- Founded: 2004
- Founder: Proof
- Status: Defunct
- Genre: Underground hip hop
- Country of origin: United States
- Location: Detroit, Michigan

= Iron Fist Records =

Iron Fist Global LLC (previously Iron Fist Records) was an American hip-hop record label founded in 2004 by DeShaun 'Proof' Holton. Cleveland '1st Born' Hurd was the president and chief executive officer of the label, Khalid El Hakim was the vice-president and chief operations officer.

== Proof ==
The first album from Iron Fist Records was its founder, Proof, and his record titled I Miss The Hip Hop Shop, which released on June 15, 2004.

The label became well known with Iron Fist recorded Proof's first widespread solo album, Searching for Jerry Garcia, which included guest appearances by the likes of Method Man, B-Real, 50 Cent, Obie Trice, now deceased rappers Nate Dogg and MC Breed, the whole D12 band including Eminem. The album reached number 65 on the U.S. Billboard 200.

After Proof's death (April 11, 2006), 1st Born, a close friend of Big Proof became CEO and president of the label.

== 1st Born ==
Proof placed Cleveland L. Hurd (professionally known as 1st Born) the helm of his label Iron Fist Records. As an artist, he appeared in videos such as Eminem's "Like Toy Soldiers", D12's "Fight Music", Big Proof's "Gurls Wit Da Boom", Bizarre's "Hip Hop", and Obie Trice's "Cry Now". As CEO and founder of Detroit's award-winning rap group Purple G.A.N.G. (Gettin Anything Niggaz Got), he is also credited with touring nationally three times. Twice with Eminem on his Anger Management tours featuring 50 Cent, Ludacris, Ras Kass, Mobb Deep, Papa Roach, M.O.P., Executioners, Lil' Jon, Saafir, G-Unit, and Bonecrusher.

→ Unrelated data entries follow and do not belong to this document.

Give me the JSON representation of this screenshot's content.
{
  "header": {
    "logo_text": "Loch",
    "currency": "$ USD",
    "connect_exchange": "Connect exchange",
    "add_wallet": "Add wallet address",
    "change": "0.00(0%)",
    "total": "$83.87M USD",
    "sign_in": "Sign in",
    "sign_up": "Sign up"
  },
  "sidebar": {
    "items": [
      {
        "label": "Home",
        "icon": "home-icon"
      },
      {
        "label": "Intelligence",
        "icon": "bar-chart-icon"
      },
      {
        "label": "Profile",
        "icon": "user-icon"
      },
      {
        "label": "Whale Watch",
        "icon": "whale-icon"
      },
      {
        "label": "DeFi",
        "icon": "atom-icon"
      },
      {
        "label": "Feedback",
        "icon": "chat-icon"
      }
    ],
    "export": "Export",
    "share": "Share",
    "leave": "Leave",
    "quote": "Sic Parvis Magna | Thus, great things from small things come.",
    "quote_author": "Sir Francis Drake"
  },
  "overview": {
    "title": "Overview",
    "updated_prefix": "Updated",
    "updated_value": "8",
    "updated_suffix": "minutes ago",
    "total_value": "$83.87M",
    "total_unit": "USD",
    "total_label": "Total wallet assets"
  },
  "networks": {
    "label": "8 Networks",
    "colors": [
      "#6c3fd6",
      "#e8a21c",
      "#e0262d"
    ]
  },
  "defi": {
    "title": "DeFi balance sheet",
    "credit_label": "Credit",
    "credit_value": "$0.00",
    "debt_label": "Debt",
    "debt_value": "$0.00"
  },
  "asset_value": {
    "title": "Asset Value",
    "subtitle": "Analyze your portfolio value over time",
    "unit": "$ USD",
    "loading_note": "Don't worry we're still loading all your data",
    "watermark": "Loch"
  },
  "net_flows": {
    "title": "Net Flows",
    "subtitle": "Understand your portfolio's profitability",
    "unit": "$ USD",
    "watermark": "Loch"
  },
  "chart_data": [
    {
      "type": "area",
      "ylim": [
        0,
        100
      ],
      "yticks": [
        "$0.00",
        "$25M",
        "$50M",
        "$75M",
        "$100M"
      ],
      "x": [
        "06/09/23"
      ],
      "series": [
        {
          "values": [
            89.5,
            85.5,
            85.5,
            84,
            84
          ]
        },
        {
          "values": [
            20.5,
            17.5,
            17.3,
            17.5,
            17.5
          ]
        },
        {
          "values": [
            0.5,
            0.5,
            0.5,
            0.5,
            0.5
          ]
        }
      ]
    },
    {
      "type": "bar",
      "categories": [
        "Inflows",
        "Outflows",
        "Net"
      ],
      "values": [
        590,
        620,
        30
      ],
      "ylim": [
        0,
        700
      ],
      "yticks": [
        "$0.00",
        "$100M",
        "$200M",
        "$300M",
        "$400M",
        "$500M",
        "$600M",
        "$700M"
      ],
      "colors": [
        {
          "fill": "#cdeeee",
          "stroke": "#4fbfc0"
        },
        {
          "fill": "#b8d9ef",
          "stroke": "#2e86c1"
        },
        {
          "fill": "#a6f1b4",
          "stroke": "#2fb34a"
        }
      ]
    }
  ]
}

He was also opened up for D12 on 'The D12 World Tour' alongside Slum Village, Guilty Simpson, Black Milk, and Fat Killahz. He has also opened shows for legendary acts such as the Souls Of Mischief, Xzibit, MC Breed, Wu-Tang Clan, Bubba Sparxxx, Twista and a host of others. In the past he has worked as project manager/marketing strategist for Fly High Entertainment/Hoopla/Universal artist. As President of Iron Fist Global he has been developing and determining market strategies for artists such as Big Proof, JerkNation, Big Dame, Azizz, J Hill, Comedian Howie Bell Spanky Hayes and DC's sensation Shif-T of Pretti Punk'd.

== Issues ==
Iron Fist Global is committed to preserving and honoring Big Proof's legacy as pioneer, entrepreneur and leader in the music and arts industries by focusing in the areas of music, artist education, educational scholarships and mentor-ship targeting talented youth in the metro Detroit area, as well as the broader community, developing and assisting artists as well as providing opportunity artists to pursue their dreams.

==People==
Some of the Detroit artists who were or still signed by IronFist Records:
- Purple Gang (Killa Kaunn, 1st Born, T-Flame, Young Famous)
- Supa Emcee
- J-Hill
- Az-Izz
- Ricky Rucker
- IMAC
- Big Dame
- Sovereign T
- Woof Pac (J Kid, Hostyle, Moe Dirdee)
- J Lee (producer)
- KenMak (producer)
- Spanky Hayes (comedian)

IronFist Records affiliative artists (credited as XFAM)
- Hex Murda & The Almighty Dreadnaughtz
- Raw Collection
- Runyon Ave

==Notable actions==
Iron Fist Records LLC has received numerous awards for Lyricist of the year, Artist of the year, Group of the year, Album of the year and Mix Tape CD of the year honored by the Detroit Hip Hop Music awards from 2005 to 2006.